The only good comments section online is on recipes
Me: lets go on a date
Her: umm
Me: what could go wrong
*25 minutes later we are being chased by a pack of raccoons*
They should change the name from all you can eat pancake breakfast to 4 or 5 pancakes at most
There’s an expiration date on this bottle of Bailey’s lmao
Boss: Where’d you go??
Me: I got all the way up front and realized I forgot my pen.
Boss: Okay?
Me: So I went to lunch.
Sorry I ate all your cake after you passed out and then drew your angry eyebrows on so you’d be ready to discuss it when you woke up.
Me, on phone with mom, “I’m drinking a glass of rose’ paired with a warm, toasted strawberry crumble.”
Husband, “You’re drinking wine from a box and eating a pop tart.”
Me, finger to my mouth, “Shhhh….”
I got new glasses with anti-glare lenses but I’m looking at my wife right now and, boy, they clearly do not work
The shower scene from Psycho, but instead of a knife, Norman Bates is wielding a ferocious Chihuahua
“Man, what’s eating you today?
*looks down*
I Don’t know…. GET IT OFF OF ME!!!
All it took was a skirt and one strong gust of wind and all of a sudden, my spirit animal is Hello Kitty.

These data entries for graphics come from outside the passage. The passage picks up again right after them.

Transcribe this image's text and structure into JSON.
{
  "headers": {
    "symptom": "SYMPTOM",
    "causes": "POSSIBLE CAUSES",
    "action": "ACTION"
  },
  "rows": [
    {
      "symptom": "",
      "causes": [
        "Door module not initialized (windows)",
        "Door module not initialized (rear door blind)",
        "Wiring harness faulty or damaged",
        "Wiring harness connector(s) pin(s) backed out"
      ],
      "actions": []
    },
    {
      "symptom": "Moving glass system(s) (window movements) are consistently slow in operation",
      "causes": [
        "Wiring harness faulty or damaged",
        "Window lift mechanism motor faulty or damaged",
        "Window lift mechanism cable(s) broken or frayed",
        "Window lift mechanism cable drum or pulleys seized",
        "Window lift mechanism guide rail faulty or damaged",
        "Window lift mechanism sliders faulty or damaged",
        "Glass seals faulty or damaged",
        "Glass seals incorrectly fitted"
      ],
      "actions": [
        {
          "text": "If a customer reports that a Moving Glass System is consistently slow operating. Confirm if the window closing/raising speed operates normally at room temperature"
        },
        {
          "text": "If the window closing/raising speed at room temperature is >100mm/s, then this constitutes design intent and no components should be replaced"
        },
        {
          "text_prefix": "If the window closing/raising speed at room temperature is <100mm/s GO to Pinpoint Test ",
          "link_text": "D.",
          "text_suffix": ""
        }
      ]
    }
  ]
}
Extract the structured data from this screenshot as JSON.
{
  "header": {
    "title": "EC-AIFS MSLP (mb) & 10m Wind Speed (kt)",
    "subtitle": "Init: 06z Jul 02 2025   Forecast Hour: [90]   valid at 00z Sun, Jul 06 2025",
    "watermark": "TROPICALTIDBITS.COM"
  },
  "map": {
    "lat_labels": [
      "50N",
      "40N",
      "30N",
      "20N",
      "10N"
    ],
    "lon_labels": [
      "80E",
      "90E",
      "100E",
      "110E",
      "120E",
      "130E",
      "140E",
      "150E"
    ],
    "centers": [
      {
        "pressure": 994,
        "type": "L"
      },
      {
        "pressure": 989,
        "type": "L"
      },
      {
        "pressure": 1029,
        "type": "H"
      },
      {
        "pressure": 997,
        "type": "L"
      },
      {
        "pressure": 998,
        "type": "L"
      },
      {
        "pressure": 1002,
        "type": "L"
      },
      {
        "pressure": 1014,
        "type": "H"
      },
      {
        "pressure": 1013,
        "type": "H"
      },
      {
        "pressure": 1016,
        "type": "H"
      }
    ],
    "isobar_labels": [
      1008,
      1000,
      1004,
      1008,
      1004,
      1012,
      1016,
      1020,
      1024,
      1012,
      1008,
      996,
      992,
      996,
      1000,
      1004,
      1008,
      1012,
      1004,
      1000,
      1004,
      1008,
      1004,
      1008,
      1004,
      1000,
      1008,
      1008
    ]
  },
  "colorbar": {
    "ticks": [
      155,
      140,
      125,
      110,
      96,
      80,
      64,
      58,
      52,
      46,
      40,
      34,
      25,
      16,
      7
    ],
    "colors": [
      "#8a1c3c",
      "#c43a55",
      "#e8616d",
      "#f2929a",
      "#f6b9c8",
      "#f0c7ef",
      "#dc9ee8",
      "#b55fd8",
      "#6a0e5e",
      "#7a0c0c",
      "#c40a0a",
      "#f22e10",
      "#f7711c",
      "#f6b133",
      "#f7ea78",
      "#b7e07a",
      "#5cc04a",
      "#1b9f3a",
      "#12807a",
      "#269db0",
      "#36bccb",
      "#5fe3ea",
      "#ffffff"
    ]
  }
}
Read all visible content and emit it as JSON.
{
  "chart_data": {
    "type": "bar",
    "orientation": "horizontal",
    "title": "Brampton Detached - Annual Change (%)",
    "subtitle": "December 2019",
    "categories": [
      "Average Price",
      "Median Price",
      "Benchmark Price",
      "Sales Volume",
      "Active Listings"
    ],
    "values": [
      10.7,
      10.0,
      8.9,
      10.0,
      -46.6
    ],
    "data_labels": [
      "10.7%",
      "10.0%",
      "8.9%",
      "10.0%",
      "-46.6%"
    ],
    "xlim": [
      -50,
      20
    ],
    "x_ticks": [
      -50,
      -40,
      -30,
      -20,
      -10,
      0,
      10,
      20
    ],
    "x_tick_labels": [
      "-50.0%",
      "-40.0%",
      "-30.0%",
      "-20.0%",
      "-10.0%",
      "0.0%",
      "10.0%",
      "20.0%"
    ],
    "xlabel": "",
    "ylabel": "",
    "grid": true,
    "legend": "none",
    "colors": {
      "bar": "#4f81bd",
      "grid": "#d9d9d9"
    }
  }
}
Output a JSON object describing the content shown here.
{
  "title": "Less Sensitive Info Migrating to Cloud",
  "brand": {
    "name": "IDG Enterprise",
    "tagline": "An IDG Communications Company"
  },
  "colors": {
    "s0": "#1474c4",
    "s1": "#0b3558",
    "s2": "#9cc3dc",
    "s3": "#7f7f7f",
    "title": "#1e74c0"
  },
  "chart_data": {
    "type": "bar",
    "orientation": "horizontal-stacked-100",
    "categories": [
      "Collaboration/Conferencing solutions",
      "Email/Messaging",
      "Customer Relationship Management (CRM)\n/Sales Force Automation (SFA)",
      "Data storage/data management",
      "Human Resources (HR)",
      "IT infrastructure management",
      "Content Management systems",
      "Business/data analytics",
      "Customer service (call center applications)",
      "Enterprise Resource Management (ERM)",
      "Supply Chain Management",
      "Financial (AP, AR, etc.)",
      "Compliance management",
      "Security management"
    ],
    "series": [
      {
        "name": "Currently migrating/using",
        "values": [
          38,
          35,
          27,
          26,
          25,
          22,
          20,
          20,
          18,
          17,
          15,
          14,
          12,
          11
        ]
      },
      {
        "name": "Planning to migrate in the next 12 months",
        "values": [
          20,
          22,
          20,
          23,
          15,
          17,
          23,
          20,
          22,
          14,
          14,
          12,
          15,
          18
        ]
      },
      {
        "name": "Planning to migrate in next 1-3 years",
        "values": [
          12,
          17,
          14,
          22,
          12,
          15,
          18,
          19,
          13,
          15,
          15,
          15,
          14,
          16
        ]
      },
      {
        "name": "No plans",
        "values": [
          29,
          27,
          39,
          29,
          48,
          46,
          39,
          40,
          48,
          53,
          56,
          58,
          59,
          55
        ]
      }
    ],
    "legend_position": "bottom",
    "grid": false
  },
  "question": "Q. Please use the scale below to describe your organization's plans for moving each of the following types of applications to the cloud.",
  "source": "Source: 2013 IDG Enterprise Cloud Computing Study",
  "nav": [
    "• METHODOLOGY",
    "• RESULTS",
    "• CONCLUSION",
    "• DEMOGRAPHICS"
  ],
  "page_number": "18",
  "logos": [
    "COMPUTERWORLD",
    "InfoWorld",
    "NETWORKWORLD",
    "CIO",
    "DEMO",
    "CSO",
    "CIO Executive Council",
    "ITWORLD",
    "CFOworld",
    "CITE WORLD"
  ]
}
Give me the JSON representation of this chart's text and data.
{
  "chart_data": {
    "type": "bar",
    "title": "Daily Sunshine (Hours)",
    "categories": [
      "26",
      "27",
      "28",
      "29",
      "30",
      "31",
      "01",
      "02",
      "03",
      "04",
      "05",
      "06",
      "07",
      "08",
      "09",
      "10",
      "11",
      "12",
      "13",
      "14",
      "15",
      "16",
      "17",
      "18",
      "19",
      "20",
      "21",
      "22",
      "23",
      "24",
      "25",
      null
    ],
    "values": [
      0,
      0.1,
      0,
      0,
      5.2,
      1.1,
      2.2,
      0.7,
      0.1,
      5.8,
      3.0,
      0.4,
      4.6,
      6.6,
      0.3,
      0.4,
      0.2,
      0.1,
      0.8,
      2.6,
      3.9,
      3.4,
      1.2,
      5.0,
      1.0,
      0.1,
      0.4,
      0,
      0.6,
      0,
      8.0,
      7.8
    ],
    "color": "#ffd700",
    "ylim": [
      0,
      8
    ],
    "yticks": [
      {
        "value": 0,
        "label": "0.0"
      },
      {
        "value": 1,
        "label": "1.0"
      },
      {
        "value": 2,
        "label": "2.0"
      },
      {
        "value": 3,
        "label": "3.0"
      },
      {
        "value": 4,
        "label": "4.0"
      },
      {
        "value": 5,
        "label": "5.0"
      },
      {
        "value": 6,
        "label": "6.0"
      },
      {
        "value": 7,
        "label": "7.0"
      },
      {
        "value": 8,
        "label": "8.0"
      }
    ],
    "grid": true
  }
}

Everybody keep your fingers crossed for me today.
Nothing’s happening, I just like bossing around internet strangers.
I bet the skeletons, in my gay coworker’s closet, are having a dress up party with fabulous clothes.
If you want to see a true tyrant in action, put one of your kids in charge of the other ones.
men what’s stopping you from looking like this
My 7 year old asked me if he could have a poster of an “artist named Eminem” and I flexed on him by telling him how I saw Eminem live in his hometown of Detroit.
Asking for her hand in marriage means something entirely different if your name’s Frankenstein.